Ultimately, courts face a balancing act between national security and the freedom to travel abroad. One potential standard, suggested in Shachtman v. Dulles, is whether the passport denial has a reasonable connection to foreign affairs. For now, Kent relied on due process to avoid this weighing.

Some language in Shachtman seemed to acknowledge a inherent right to travel. But courts won't fully recognize this freedom without grounding it in specific constitutional provisions. Legal historians debate whether such a right existed under common law.

The cases so far indicate that unrestrained travel is intrinsically protected by the Fifth Amendment's liberty clause, which guards against denial without due process.
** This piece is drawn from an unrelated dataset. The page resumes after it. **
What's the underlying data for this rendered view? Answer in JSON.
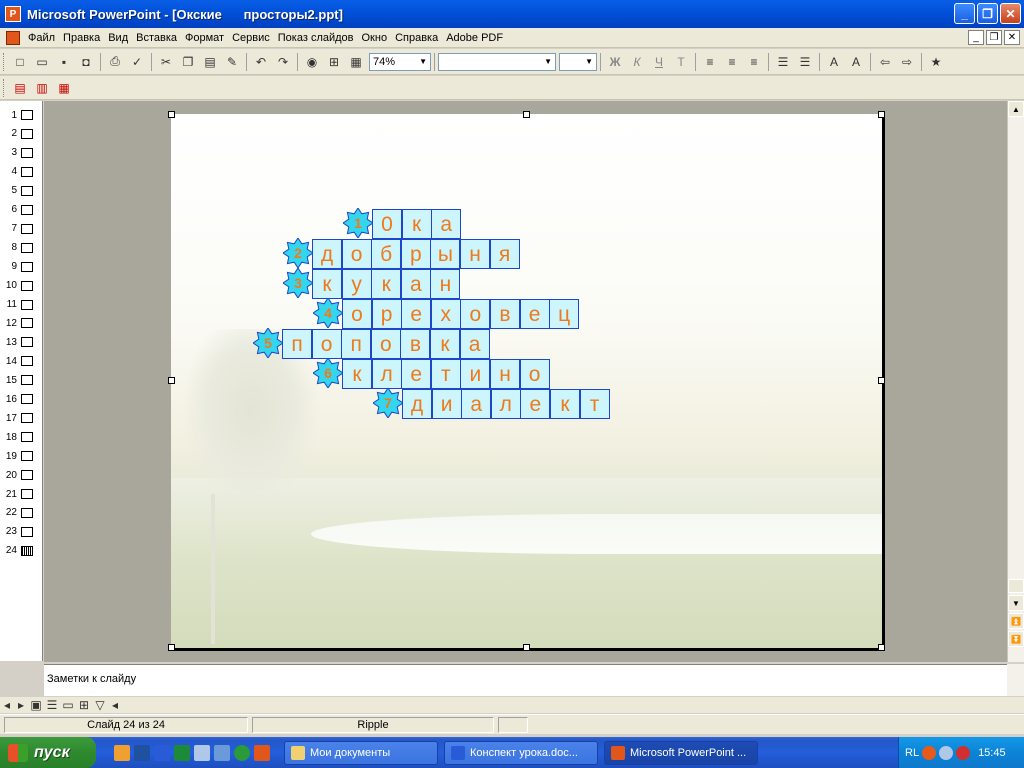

In sum, a constitutional right to travel internationally clearly exists and courts are willing to uphold it. Yet in this era of heightened global tensions, some worry unfettered travel could harm national security and foreign policy goals, outweighing personal freedom.

As with other conflicts between individual and societal interests, a balancing test is needed. For many citizens, travel abroad is a valued right - economically, educationally, socially. Typically, these personal rights also serve the collective good.

In the Cold War context, maintaining an open passport policy demonstrates democratic principles of liberty. This could even bolster security more than restrictive policies of questionable efficacy. While national security is paramount, curtailing travel freedom requires proof that restrictions directly advance security.

Navigating Passports and Privacy in the Digital Era


With the dawn of the digital age, safeguarding privacy and travel freedoms necessitates revisiting these concerns. Passports serve as both travel documents and identification tools, with a database of SSNs, addresses, and travels potentially enabling extensive surveillance. Furthermore, passports are now essential for nearly all foreign air travel, amplifying Kruger's apprehensions about a "national identity card."

While the constitutionality might hold, it remains crucial to establish robust safeguards to thwart the potential misuse of gathered SSNs. The storage of sensitive personal information within government databases raises concerns about the improper exposure of data. Reassessing the rationale behind mandatory SSN disclosure is imperative, particularly in light of present-day circumstances. Passports must steer clear of transforming into instruments for broad-scale tracking or aiding unrelated surveillance.

Underlining this context, 22 U.S.C. §212 underscores that passports are exclusively issued to individuals who possess allegiance to the United States, irrespective of their citizenship status. This statute underscores the primary criterion of allegiance in the passport issuance process.

Kruger concludes by asserting that fundamental values such as privacy and individual freedom are the cornerstones of American democracy. Sacrificing these values for tax enforcement or security undermines our ideals. Thirty years later, his caution against uncritical expansion of disclosure requirements remains relevant. Continually striking the right balance between individual rights and governmental authority becomes imperative as technology grants unprecedented scrutiny. Kruger's article offers valuable insights into harmonizing privacy, travel liberty, and legitimate tax collection in an evolving digital era.
“True freedom is not merely the absence of chains; it's the unyielding spirit that soars beyond constraints, dances amidst uncertainty, and dares to explore the boundless horizons of possibility.”